In mid-June, Francis traveled to Greensboro, N.C., for the FootJoy Boys Invitational, another AJGA Invitational. He posted a 72-71-74-68–285 tournament total, good enough to tie for 10th place. Despite an already successful 2006 campaign, Francis would soon show that the best was yet to come.
In July, he came to the Rolex Tournament of Champions already with three victories and five top-10 finishes. By week’s end, however, he added his second AJGA Invitational title of the year to his resume. Despite constant rain throughout the four-round event, Francis posted a 71-65-72-70–278 tournament total to win by one stroke.
The very next week, he tallied a 68-69–137 total during stroke play qualifying at the U.S. Junior Amateur at Rancho Santa Fe Golf Club in Rancho Santa Fe, Calif., to be seeded No. 2 heading into match play. His march to the finals included a 20-hole marathon during the quarterfinal matches to defeat 2004 U.S. Junior Amateur Champion Sihwan Kim. During the 36-hole final against Richard Lee of Chandler, Ariz., Francis took the lead on the fourth hole and never looked back, defeating Lee 3 and 2. In the 34-hole match, Francis carded nine birdies, an eagle and two bogeys.

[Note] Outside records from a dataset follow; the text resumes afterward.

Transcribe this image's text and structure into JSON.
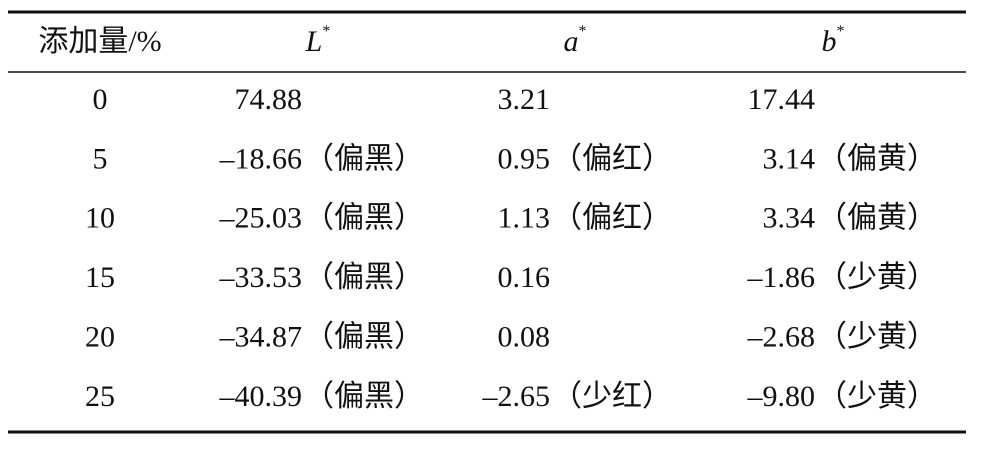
{
  "table": {
    "header": [
      {
        "text": "添加量/%"
      },
      {
        "letter": "L",
        "sup": "*"
      },
      {
        "letter": "a",
        "sup": "*"
      },
      {
        "letter": "b",
        "sup": "*"
      }
    ],
    "rows": [
      {
        "amount": "0",
        "L": {
          "value": "74.88"
        },
        "a": {
          "value": "3.21"
        },
        "b": {
          "value": "17.44"
        }
      },
      {
        "amount": "5",
        "L": {
          "value": "–18.66",
          "note": "（偏黑）"
        },
        "a": {
          "value": "0.95",
          "note": "（偏红）"
        },
        "b": {
          "value": "3.14",
          "note": "（偏黄）"
        }
      },
      {
        "amount": "10",
        "L": {
          "value": "–25.03",
          "note": "（偏黑）"
        },
        "a": {
          "value": "1.13",
          "note": "（偏红）"
        },
        "b": {
          "value": "3.34",
          "note": "（偏黄）"
        }
      },
      {
        "amount": "15",
        "L": {
          "value": "–33.53",
          "note": "（偏黑）"
        },
        "a": {
          "value": "0.16"
        },
        "b": {
          "value": "–1.86",
          "note": "（少黄）"
        }
      },
      {
        "amount": "20",
        "L": {
          "value": "–34.87",
          "note": "（偏黑）"
        },
        "a": {
          "value": "0.08"
        },
        "b": {
          "value": "–2.68",
          "note": "（少黄）"
        }
      },
      {
        "amount": "25",
        "L": {
          "value": "–40.39",
          "note": "（偏黑）"
        },
        "a": {
          "value": "–2.65",
          "note": "（少红）"
        },
        "b": {
          "value": "–9.80",
          "note": "（少黄）"
        }
      }
    ]
  }
}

In his AJGA career, Francis now owns four AJGA titles – all of them earned in 2006 – and 16 additional top-10 AJGA finishes. He has also played on two Canon Cup West Teams (2004, 2005).
Introduced by the AJGA in 1978, Rolex Junior Players of the Year are annually honored at the Rolex Junior All-America Awards Banquet, which officially ends the AJGA’s season. Past recipients have gone on to become some of the most esteemed players on the PGA and LPGA Tours, including Tiger Woods, Phil Mickelson, Grace Park, Cristie Kerr and Paula Creamer.
None of this would be possible without the support of Rolex Watch, the AJGA’s Premier Partner and supporter of the Association since 1983.
Along with the sponsorship of the Rolex Junior Players of the Year, Rolex Junior All-America Teams and Rolex Junior All-America Awards Banquet, the distinguished timepiece maker also continues to support two of the AJGA’s most competitive major championships: the Rolex Tournament of Champions and Rolex Girls Junior Championship.
Rolex is also the Founding Corporate Partner of the Achieving Competitive Excellence Grant. The ACE Grant is designed to give top-flight junior golfers the ability to play a national junior golf schedule despite their financial resources. In 2006, with the help of Rolex and various individual donors, more than 60 junior golfers were able to compete in events they otherwise could not afford.